'Twas brillig, and the slithy toves
Did gyre and gimble in the wabe:
All mimsy were the borogoves,
And the mome raths outgrabe.
"Beware the Jabberwock, my son!
The jaws that bite, the claws that catch!
Beware the Jubjub bird, and shun
The frumious Bandersnatch!"
He took his vorpal sword in hand:
Long time the manxome foe he sought --
So rested he by the Tumtum tree,
And stood a while in thought.
And, as in uffish thought he stood,
The Jabberwock, with eyes of flame,
Came whiffling through the tulgey wood,
And burbled as it came!
One two! One two! And through and through
The vorpal blade went snicker-snack!
He left it dead, and with its head
He went galumphing back.
"And hast thou slain the Jabberwock?
Come to my arms, my beamish boy!
Oh frabjous day! Callooh! Callay!"
He chortled in his joy.
'Twas brillig, and the slithy toves
Did gyre and gimble in the wabe:
All mimsy were the borogoves,
And the mome raths outgrabe.
Background and Analysis of This Poem
Lewis Carroll's Jabberwocky appears in Through the Looking-Glass, and What Alice Found There, first published in 1871. In the story, Alice discovers the poem in a looking-glass book and can only read it properly when it is reflected in a mirror, a wonderfully fitting introduction to a poem that seems both familiar and bewildering. Britannica describes the Jabberwock as the ferocious monster of Carroll's nonsense poem, while the Poetry Foundation places Carroll among the great writers of literary nonsense. The poem is playful, but it is not random. Its oddness is carefully engineered.
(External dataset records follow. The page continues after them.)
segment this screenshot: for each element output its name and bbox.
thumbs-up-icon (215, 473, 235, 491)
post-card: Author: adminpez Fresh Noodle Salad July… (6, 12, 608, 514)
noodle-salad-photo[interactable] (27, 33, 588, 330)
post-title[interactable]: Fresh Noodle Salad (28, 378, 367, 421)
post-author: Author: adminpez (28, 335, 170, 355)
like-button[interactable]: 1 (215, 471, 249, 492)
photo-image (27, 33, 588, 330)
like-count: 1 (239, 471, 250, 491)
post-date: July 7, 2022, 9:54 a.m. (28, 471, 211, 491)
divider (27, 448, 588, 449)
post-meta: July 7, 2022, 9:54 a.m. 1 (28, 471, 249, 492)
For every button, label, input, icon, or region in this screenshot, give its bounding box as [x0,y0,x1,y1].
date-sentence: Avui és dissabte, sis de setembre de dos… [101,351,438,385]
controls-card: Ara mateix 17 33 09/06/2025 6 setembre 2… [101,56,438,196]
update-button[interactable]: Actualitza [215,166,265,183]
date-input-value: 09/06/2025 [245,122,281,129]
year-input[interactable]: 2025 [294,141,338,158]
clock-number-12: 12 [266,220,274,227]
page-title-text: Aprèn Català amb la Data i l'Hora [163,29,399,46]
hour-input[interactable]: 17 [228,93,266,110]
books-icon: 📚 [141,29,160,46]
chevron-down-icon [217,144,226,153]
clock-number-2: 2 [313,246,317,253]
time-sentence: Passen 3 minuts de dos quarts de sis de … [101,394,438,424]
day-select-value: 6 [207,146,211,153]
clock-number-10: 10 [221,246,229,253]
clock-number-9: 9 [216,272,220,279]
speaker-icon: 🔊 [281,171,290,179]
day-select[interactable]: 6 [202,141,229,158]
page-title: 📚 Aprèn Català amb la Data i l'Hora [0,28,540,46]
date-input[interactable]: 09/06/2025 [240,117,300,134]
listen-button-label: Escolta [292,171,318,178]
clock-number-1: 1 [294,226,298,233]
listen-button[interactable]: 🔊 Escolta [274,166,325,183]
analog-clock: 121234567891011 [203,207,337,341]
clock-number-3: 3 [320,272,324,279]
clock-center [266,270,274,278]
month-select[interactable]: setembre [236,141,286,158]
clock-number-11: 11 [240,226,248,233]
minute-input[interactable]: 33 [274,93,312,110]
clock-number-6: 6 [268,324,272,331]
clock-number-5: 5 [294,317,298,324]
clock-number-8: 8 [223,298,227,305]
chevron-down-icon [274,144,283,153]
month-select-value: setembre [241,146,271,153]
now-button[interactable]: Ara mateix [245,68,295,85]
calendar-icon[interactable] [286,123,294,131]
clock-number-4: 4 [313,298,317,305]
The plot itself is surprisingly simple. A father warns his son about the Jabberwock, a dangerous creature with biting jaws and catching claws. The young hero takes up his sword, waits, confronts the monster, kills it, and returns home in triumph. In that sense, the poem resembles a miniature heroic quest or folk tale. It has warning, preparation, battle, victory and celebration. What makes it unforgettable is that this familiar structure is filled with invented words, strange beasts and sounds that seem to mean something before the reader quite knows what.
Carroll's genius lies in making nonsense feel readable. Words such as "brillig", "slithy", "toves", "frumious", "vorpal" and "galumphing" are not standard English, yet they sit inside ordinary grammar. We can usually tell which words are nouns, verbs, adjectives or adverbs because the sentence structure guides us. A creature can be "slithy"; something can "gyre" and "gimble"; a hero can come "galumphing" back. The poem therefore turns the reader into a delighted detective. We do not need dictionary certainty to feel movement, danger, mood and comic grandeur.
This is also why Jabberwocky has been so influential. It demonstrates how much meaning comes from rhythm, sound, syntax and expectation rather than from dictionary definition alone. The poem's invented vocabulary has even contributed words to English, including "chortle" and "galumph". Oxford English Dictionary discussions of language change often remind us that English is constantly absorbing, bending and inventing words, and Carroll's poem offers a particularly vivid example of that creative energy. Jabberwocky makes language feel elastic, mischievous and alive.
The poem also parodies heroic literature with great affection. The monster is fearsome, the sword is splendidly named, the father rejoices, and the victory is celebrated with a burst of ecstatic nonsense. Yet the whole adventure is slightly ridiculous. The Jabberwock is both terrifying and cartoonish; the hero is brave, but the language around him keeps wobbling into comedy. Carroll does not destroy the heroic quest. He tickles it. He shows that epic drama and children's play are not opposites, since both depend on imagination, danger, rhythm and the pleasure of make-believe.
For modern readers, Jabberwocky remains irresistible because it captures the joy of language before language becomes too well behaved. It reminds us that words can be felt as sound and motion before they are pinned down by definition. Children often understand this instinctively, but adults can rediscover it here. Carroll gives us a world where sense and nonsense are not enemies, but dance partners. The Jabberwock may be slain, but the poem's real triumph is linguistic: it proves that even when words seem impossible, imagination can still understand them.